Composite Reliability
Indikator blok yang mengukur konsistensi internal dari indikator pembentuk konstruk, menampakan derajat yang menandakan common latent (unobserved). Nilai batas yang diterima buat taraf reliabilitas komposit merupakan 0.7, walaupun bukan adalah baku mutlak. Pada Tabel; yang adalah output dari perangkat lunak PLS didapatkan data sebagai berikut: buat variabel sharing knowledge sebanyak 0,875; efektifitas team work sebanyak 0,855; OCB sebesar 0,849; serta best operational practice sebesar 0,820. Persyaratan nilai composite reliability sudah terpenuhi oleh seluruh variabel menggunakan nilai berada diatas 0,7.
Tabel Hasil Composite Reliability dalam Output PLS
Sumber : Hasil PLS menurut pengolahan Data Primer (2010)
Ringkasan hasil yang diperoleh dalam model struktural dan nilai yg direkomendasikan buat mengukur kelayakan model. Hasil-output yg ada contoh struktural sudah memperlihatkan bahwa semua kriteria yg dipakai mempunyai nilai yg baik dan sang karena itu contoh ini sudah bisa diterima (Tabel 4).
Tabel Evaluasi Kriteria Indeks-Indeks Kesesuaian Model Struktural
Outer Model
Sharing knowledge (terendah = 0,675)
(terendah = 0,725)
Efektifitas team work (terendah = 0,587)
OCB (terendah = 0,614)
BOP (terendah = 0,636)
³ 0,5
Baik
Discriminant Validity (Akar AVE semua lebih akbar nilai hubungan antar konstruk)
Sharing knowledge= 0,597
Efektifitas team work = 0,584
OCB = 0,603
BOP= 0,561
AVE ³ 0,5
Baik
Composite Reliability
Sharing knowledge= 0,875
Efektifitas team work = 0,855
OCB = 0,849
BOP= 0,820
³ 0,7
Baik
Pengujian Inner Model
Hipotesis statistik buat inner contoh yakni variabel laten eksogen terhadap endogen. Berdasarkan dalam Tabel, koefisien gamma sebesar 0,150 serta T-statistic sebesar 0,910 < T tabel sebanyak 1,96 pada variabel komitmen manajemen zenit terhadap efektivitas key user, berarti nir terdapat imbas signifikan komitmen manajemen organisasi perusahaan terhadap efektivitas key user menjadi tim proyek ERP pada proses implementasi dengan level signifikan 0,05.

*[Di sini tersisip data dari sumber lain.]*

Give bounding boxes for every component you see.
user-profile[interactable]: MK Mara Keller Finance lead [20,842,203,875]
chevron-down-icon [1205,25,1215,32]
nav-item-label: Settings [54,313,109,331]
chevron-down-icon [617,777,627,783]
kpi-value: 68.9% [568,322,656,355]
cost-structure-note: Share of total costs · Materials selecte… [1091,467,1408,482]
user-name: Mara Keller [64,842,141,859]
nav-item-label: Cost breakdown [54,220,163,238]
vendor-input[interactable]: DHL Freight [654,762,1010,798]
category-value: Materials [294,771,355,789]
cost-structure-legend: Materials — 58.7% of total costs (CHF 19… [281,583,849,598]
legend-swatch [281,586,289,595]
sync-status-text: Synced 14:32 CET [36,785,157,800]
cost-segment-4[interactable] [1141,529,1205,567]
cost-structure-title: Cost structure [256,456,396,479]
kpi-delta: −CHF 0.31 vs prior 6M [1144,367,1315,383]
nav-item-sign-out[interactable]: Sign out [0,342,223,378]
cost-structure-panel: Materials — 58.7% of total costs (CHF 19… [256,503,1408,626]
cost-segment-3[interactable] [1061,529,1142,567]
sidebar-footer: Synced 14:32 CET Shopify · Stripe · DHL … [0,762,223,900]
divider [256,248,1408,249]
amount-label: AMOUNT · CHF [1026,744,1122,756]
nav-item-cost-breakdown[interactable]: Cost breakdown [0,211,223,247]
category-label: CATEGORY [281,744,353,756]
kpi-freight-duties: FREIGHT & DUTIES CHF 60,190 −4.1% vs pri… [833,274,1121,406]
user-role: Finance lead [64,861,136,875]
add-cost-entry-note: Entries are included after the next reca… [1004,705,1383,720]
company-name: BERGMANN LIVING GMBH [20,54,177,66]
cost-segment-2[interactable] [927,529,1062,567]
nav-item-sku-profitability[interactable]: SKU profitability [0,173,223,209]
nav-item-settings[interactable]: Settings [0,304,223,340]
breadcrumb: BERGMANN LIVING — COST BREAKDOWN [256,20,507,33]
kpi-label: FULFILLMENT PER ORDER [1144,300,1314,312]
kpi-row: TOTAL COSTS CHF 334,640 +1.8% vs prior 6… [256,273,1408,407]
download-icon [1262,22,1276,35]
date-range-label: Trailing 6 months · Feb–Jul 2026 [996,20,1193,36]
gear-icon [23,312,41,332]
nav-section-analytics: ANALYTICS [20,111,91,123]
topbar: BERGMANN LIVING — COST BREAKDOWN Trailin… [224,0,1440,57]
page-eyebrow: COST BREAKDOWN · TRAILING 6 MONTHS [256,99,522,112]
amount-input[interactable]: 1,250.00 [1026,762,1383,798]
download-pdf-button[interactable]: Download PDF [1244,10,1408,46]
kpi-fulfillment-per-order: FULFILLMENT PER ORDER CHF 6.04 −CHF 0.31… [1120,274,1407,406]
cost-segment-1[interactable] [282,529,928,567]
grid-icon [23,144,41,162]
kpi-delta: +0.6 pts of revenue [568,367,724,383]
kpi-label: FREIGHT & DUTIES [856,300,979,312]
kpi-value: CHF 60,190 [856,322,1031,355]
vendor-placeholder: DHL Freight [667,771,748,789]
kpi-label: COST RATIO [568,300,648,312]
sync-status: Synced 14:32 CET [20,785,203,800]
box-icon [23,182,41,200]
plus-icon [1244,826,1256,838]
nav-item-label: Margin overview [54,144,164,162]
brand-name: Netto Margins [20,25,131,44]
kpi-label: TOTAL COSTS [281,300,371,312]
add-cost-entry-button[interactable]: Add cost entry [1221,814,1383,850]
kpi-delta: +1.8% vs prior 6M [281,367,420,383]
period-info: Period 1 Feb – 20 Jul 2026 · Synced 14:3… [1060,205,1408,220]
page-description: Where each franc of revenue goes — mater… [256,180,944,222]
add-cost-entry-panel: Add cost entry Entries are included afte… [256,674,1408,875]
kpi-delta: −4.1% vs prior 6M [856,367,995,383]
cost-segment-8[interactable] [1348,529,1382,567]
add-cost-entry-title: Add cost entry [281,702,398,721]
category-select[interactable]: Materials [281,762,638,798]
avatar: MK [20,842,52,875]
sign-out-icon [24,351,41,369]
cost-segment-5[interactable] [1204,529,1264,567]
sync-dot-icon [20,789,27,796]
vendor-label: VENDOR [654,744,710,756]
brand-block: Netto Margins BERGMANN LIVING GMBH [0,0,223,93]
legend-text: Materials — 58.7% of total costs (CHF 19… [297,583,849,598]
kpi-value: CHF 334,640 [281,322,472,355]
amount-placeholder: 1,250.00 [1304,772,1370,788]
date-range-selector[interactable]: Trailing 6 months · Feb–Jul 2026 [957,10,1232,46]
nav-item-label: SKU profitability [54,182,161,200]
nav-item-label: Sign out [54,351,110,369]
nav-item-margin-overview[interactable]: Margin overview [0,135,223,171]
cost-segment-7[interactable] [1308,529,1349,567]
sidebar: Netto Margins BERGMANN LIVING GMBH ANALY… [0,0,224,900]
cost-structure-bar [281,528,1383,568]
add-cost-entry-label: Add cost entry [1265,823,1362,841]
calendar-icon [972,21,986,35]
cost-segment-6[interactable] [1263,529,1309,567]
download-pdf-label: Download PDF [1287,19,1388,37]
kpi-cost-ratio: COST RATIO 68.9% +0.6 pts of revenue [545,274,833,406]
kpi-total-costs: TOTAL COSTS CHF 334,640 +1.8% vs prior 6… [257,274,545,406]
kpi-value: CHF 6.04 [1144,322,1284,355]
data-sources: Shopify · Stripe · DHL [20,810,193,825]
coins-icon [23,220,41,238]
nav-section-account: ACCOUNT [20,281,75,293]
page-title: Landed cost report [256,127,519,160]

Tabel Result for Inner Weight dalam Output PLS
0.089
0.248
0.165
0.910
Sharing -> Team work (g2)
0.531
0.488
0.124
4.562
0.411
0.356
0.276
3.368
0.402
0.334
0.149
3.314
0.309
0.230
0.120
2.160
Sumber : Hasil PLS menurut pengolahan data primer (2010)
Berdasarkan dalam Tabel, buat variabel sharing knowledge terhadap OCB (organizational citizenship behavior) didapatkan koefisien gamma sebesar 0,089 serta T-statistic sebanyak 0,910 < T tabel sebesar 1,96; berarti tidak masih ada imbas signifikan sharing knowledge menjadi budaya organisasi buat mempertinggi OCB (Organizational Citizenship Behavior) dalam organisasi polisi daerah Surabaya dengan level signifikan 0,05. Variabel sharing knowledge terhadap efektifitas team work didapatkan koefisien gamma sebanyak 0,531 dan T-statistic sebanyak 4,562 > T tabel sebanyak 1,96; berarti terdapat impak signifikan sharing knowledge menjadi budaya organisasi buat menaikkan efektifitas team work pada organisasi polisi wilayah Surabaya menggunakan level signifikan 0,05.
Variabel efektifitas team work terhadap OCB (organizational citizenship behavior) serta best operational practice (BOP) didapatkan koefisien gamma berturut-turut sebanyak 0,411 dan 0,402; sedangkan T-statistic masing-masing sebesar tiga,368 serta tiga,314 > T tabel sebanyak 1,96; berarti terdapat efek signifikan efektifitas team work untuk menaikkan OCB (organizational citizenship behavior) serta best operational practice (BOP) pada organisasi polisi daerah Surabaya menggunakan level signifikan 0,05. Variabel OCB (organizational citizenship behavior) terhadap best operational practice (BOP) didapatkan koefisien gamma sebanyak 0,309 dan T-statistic sebanyak dua,160 > T tabel sebanyak 1,96; berarti terdapat pengaruh signifikan (organizational citizenship behavior) buat menaikkan best operational practice (BOP) dalam organisasi polisi daerah Surabaya menggunakan level signifikan 0,05.